Вся труппа зааплодировала, а Граф Олаф одарил Солнышко пренебрежительной улыбкой, но ничего не добавил, так как машина взбиралась по крутой ухабистой дороге и наконец с визгом затормозила, как раз в тот момент, когда на вечернем небе погасли последние лучи солнца.
– Ну вот мы и на месте, – сказал Граф Олаф и протянул Солнышку ключи от автомобиля. – Выходи, сиротка. Достань все из багажника и установи палатки.
– И принеси чипсов, чтобы нам тут было что погрызть, пока мы будем ждать, – добавила Эсме.
Эсме открыла дверцу автомобиля, поставила Солнышко на замерзшую землю и захлопнула дверцу снова. Порывистый ветер набросился на Солнышко и заставил ее дрожать. На самом высоком пике Мертвых гор было так холодно, что слезы замерзали прямо на щеках, образуя на лице тонкую ледяную маску. Солнышко неуверенными шагами направилась к багажнику автомобиля. У нее был соблазн удрать от Олафа, пока тот оставался в автомобиле вместе со своей труппой. Но куда она могла податься? Солнышко огляделась и не увидела никакого места, где ребенок мог бы в одиночку остаться в безопасности.
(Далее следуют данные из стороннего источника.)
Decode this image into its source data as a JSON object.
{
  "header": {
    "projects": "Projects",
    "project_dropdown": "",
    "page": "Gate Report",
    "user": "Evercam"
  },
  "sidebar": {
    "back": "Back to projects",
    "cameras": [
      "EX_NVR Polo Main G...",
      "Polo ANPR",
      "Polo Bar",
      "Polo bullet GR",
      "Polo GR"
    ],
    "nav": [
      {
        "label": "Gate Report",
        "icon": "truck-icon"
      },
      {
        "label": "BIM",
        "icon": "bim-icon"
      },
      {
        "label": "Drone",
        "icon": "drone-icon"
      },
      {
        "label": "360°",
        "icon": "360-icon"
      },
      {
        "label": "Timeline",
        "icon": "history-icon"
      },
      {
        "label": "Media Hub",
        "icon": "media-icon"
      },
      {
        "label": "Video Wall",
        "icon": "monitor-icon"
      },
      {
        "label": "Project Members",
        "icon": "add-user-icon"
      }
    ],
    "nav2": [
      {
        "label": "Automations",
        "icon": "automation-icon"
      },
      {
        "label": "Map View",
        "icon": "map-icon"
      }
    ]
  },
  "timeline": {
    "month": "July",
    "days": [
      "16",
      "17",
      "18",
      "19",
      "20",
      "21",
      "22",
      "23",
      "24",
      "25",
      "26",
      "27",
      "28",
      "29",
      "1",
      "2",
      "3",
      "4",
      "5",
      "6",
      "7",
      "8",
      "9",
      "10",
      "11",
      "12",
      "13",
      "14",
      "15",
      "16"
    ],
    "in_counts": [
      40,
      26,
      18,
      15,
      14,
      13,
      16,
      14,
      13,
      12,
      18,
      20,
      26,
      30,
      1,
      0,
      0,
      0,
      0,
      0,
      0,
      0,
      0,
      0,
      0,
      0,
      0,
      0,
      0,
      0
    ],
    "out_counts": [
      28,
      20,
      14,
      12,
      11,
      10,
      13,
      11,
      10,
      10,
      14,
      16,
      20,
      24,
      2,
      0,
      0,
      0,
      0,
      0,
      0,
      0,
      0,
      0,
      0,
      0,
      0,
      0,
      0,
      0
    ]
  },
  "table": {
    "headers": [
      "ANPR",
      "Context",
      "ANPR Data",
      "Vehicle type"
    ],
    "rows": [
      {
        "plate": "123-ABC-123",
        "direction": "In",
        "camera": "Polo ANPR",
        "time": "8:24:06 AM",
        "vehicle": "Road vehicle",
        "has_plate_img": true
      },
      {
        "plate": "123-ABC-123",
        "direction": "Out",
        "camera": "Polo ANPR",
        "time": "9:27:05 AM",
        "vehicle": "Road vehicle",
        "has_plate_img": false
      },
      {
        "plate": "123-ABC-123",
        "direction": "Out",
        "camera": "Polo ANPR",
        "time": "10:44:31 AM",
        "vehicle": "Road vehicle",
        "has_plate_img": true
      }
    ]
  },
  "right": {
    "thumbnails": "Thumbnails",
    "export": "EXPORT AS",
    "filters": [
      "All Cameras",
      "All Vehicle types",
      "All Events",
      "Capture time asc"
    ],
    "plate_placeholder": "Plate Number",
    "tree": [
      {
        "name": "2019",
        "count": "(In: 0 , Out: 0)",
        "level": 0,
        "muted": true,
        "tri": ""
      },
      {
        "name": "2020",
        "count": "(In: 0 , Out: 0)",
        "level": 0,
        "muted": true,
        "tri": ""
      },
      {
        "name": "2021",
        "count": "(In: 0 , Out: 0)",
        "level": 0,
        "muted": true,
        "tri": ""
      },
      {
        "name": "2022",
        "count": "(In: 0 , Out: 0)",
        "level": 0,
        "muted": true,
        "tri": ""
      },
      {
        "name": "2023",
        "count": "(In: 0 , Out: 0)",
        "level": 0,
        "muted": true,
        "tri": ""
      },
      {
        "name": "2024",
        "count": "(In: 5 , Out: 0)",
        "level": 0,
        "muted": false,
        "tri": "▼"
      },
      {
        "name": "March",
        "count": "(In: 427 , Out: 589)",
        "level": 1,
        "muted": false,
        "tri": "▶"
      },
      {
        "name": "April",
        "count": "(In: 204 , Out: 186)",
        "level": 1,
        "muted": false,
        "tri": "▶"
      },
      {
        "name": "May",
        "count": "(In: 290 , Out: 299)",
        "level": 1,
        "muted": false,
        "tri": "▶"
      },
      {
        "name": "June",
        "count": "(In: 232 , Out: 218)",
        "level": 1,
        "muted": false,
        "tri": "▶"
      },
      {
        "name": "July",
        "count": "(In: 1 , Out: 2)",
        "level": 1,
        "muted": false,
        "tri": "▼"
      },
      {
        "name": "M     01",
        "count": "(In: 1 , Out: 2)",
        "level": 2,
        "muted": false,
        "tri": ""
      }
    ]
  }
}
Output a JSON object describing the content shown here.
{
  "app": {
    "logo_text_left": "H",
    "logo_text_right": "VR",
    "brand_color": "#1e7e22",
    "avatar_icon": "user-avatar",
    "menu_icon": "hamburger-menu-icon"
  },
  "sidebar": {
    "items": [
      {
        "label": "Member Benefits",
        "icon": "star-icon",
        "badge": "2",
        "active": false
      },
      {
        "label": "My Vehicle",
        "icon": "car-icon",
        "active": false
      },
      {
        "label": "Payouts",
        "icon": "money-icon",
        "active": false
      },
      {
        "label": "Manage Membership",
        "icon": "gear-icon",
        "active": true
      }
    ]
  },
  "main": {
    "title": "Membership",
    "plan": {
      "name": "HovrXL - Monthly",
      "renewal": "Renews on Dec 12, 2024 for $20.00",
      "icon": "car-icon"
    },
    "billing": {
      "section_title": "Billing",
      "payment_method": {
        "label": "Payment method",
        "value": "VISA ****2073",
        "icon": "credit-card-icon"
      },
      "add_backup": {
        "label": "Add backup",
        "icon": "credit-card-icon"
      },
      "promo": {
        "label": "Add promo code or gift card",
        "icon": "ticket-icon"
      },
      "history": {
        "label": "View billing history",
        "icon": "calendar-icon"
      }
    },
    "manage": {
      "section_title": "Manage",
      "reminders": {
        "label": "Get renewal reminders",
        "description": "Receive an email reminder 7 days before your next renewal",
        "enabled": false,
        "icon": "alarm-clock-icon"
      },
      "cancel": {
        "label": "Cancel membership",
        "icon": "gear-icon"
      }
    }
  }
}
Вершина Коварной горы представляла собой плоскую квадратную площадку, и пока Солнышко шла к багажнику, она оглядела все уголки этой площадки, чувствуя, что от большой высоты у нее слегка кружится голова. С трех сторон, в дымке тумана, она видела квадратные вершины других гор, бóльшая часть которых была покрыта снегом, а между пиками извивались, пробивая себе путь, странные воды Порченого потока. Вдоль них шла каменистая дорога, по которой они приехали. Но с четвертой стороны квадратного пика Солнышко заметила нечто столь странное, что ей потребовалось время понять, что же это такое.